É comum se ouvir colocações do tipo ” eu sei o que faço “, e “não preciso que ninguém diga o devo ou não fazer”. Cuidado, muito cuidado nesse momento. Ás vezes, não se precisa dizer ao outro o que ele deva fazer. Não, é natural que a pessoa se coloque na disposição de refletir, diria que, não há nada mais justo. Crescer internamente só é possível através de um processo de persistência. A medida em que se olha para a realidade como ela deve ser vista verdadeiramente, é que o ser humano cresce. Claro, todo mundo conhece o certo e o errado. E a lição parte desses dois pressupostos, onde diante dessa difícil escolha, o resultado de uma delas é disciplinar a nós mesmos.

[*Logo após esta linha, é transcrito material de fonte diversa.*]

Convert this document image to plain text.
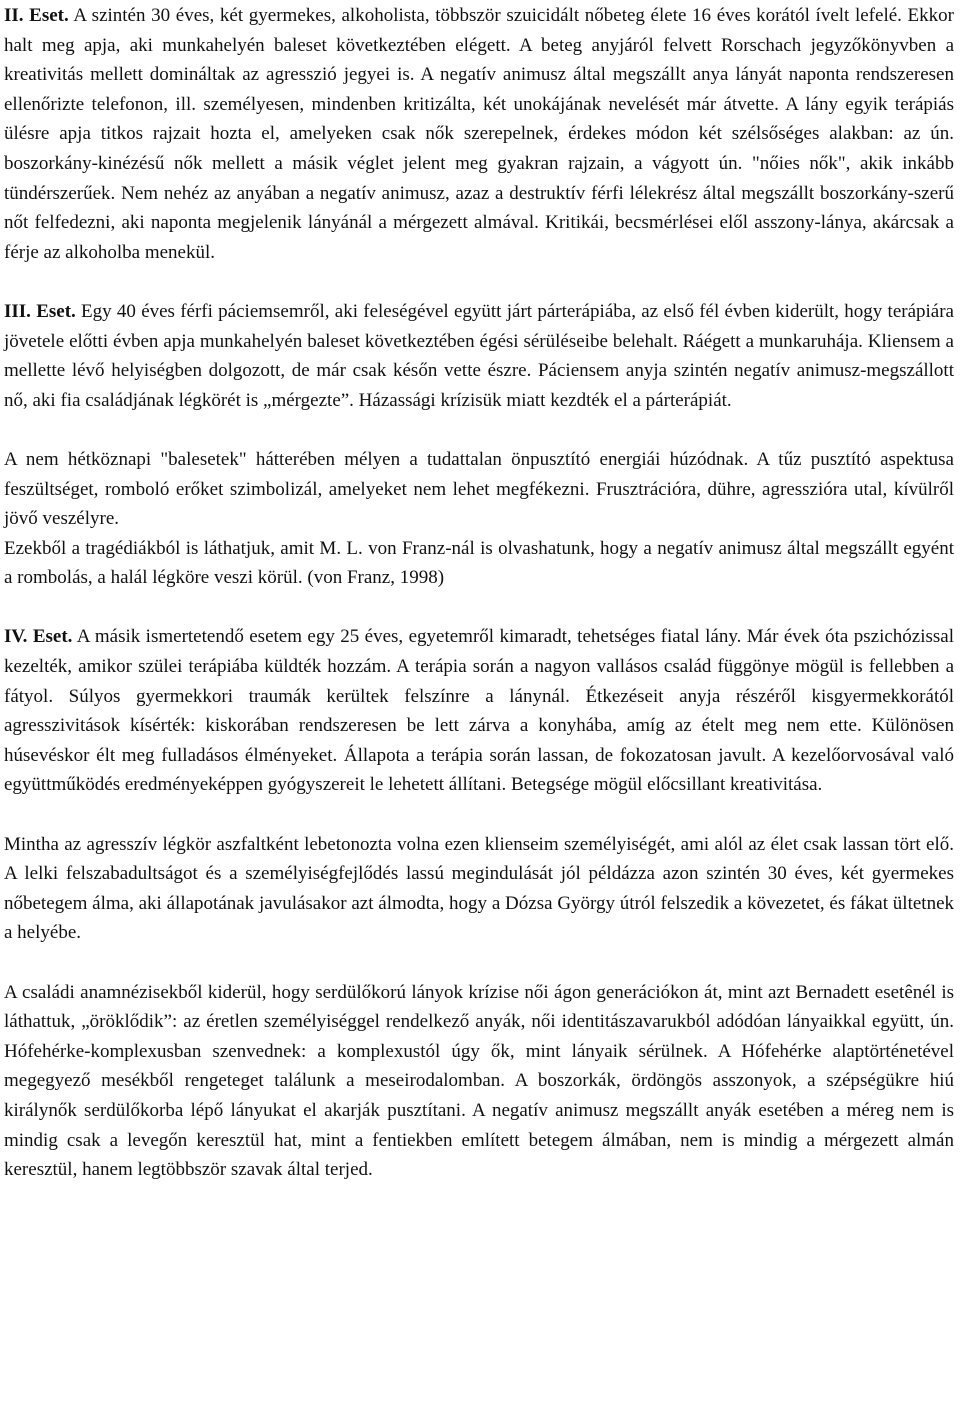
II. Eset. A szintén 30 éves, két gyermekes, alkoholista, többször szuicidált nőbeteg élete 16 éves korától ívelt lefelé. Ekkor halt meg apja, aki munkahelyén baleset következtében elégett. A beteg anyjáról felvett Rorschach jegyzőkönyvben a kreativitás mellett domináltak az agresszió jegyei is. A negatív animusz által megszállt anya lányát naponta rendszeresen ellenőrizte telefonon, ill. személyesen, mindenben kritizálta, két unokájának nevelését már átvette. A lány egyik terápiás ülésre apja titkos rajzait hozta el, amelyeken csak nők szerepelnek, érdekes módon két szélsőséges alakban: az ún. boszorkány-kinézésű nők mellett a másik véglet jelent meg gyakran rajzain, a vágyott ún. "nőies nők", akik inkább tündérszerűek. Nem nehéz az anyában a negatív animusz, azaz a destruktív férfi lélekrész által megszállt boszorkány-szerű nőt felfedezni, aki naponta megjelenik lányánál a mérgezett almával. Kritikái, becsmérlései elől asszony-lánya, akárcsak a férje az alkoholba menekül.

III. Eset. Egy 40 éves férfi páciemsemről, aki feleségével együtt járt párterápiába, az első fél évben kiderült, hogy terápiára jövetele előtti évben apja munkahelyén baleset következtében égési sérüléseibe belehalt. Ráégett a munkaruhája. Kliensem a mellette lévő helyiségben dolgozott, de már csak későn vette észre. Páciensem anyja szintén negatív animusz-megszállott nő, aki fia családjának légkörét is „mérgezte”. Házassági krízisük miatt kezdték el a párterápiát.

A nem hétköznapi "balesetek" hátterében mélyen a tudattalan önpusztító energiái húzódnak. A tűz pusztító aspektusa feszültséget, romboló erőket szimbolizál, amelyeket nem lehet megfékezni. Frusztrációra, dühre, agresszióra utal, kívülről jövő veszélyre.

Ezekből a tragédiákból is láthatjuk, amit M. L. von Franz-nál is olvashatunk, hogy a negatív animusz által megszállt egyént a rombolás, a halál légköre veszi körül. (von Franz, 1998)

IV. Eset. A másik ismertetendő esetem egy 25 éves, egyetemről kimaradt, tehetséges fiatal lány. Már évek óta pszichózissal kezelték, amikor szülei terápiába küldték hozzám. A terápia során a nagyon vallásos család függönye mögül is fellebben a fátyol. Súlyos gyermekkori traumák kerültek felszínre a lánynál. Étkezéseit anyja részéről kisgyermekkorától agresszivitások kísérték: kiskorában rendszeresen be lett zárva a konyhába, amíg az ételt meg nem ette. Különösen húsevéskor élt meg fulladásos élményeket. Állapota a terápia során lassan, de fokozatosan javult. A kezelőorvosával való együttműködés eredményeképpen gyógyszereit le lehetett állítani. Betegsége mögül előcsillant kreativitása.

Mintha az agresszív légkör aszfaltként lebetonozta volna ezen klienseim személyiségét, ami alól az élet csak lassan tört elő. A lelki felszabadultságot és a személyiségfejlődés lassú megindulását jól példázza azon szintén 30 éves, két gyermekes nőbetegem álma, aki állapotának javulásakor azt álmodta, hogy a Dózsa György útról felszedik a kövezetet, és fákat ültetnek a helyébe.

A családi anamnézisekből kiderül, hogy serdülőkorú lányok krízise női ágon generációkon át, mint azt Bernadett esetênél is láthattuk, „öröklődik”: az éretlen személyiséggel rendelkező anyák, női identitászavarukból adódóan lányaikkal együtt, ún. Hófehérke-komplexusban szenvednek: a komplexustól úgy ők, mint lányaik sérülnek. A Hófehérke alaptörténetével megegyező mesékből rengeteget találunk a meseirodalomban. A boszorkák, ördöngös asszonyok, a szépségükre hiú királynők serdülőkorba lépő lányukat el akarják pusztítani. A negatív animusz megszállt anyák esetében a méreg nem is mindig csak a levegőn keresztül hat, mint a fentiekben említett betegem álmában, nem is mindig a mérgezett almán keresztül, hanem legtöbbször szavak által terjed.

Evidente que todos sabem a lição, o que falta mesmo, é aprender como nos relacionar com ela. Não tem mistério. Há uma escolha…
Quanto mais você conhece a lição, mas tende a errar, e sabe por quê? Pela confiança que julgamos ter. Ás vezes, é tão comum se querer o resultado sem levar em conta todo o processo, toda trabalheira que se descobre dentro de cada etapa para finalmente sermos merecedores dele, digo, do sucesso.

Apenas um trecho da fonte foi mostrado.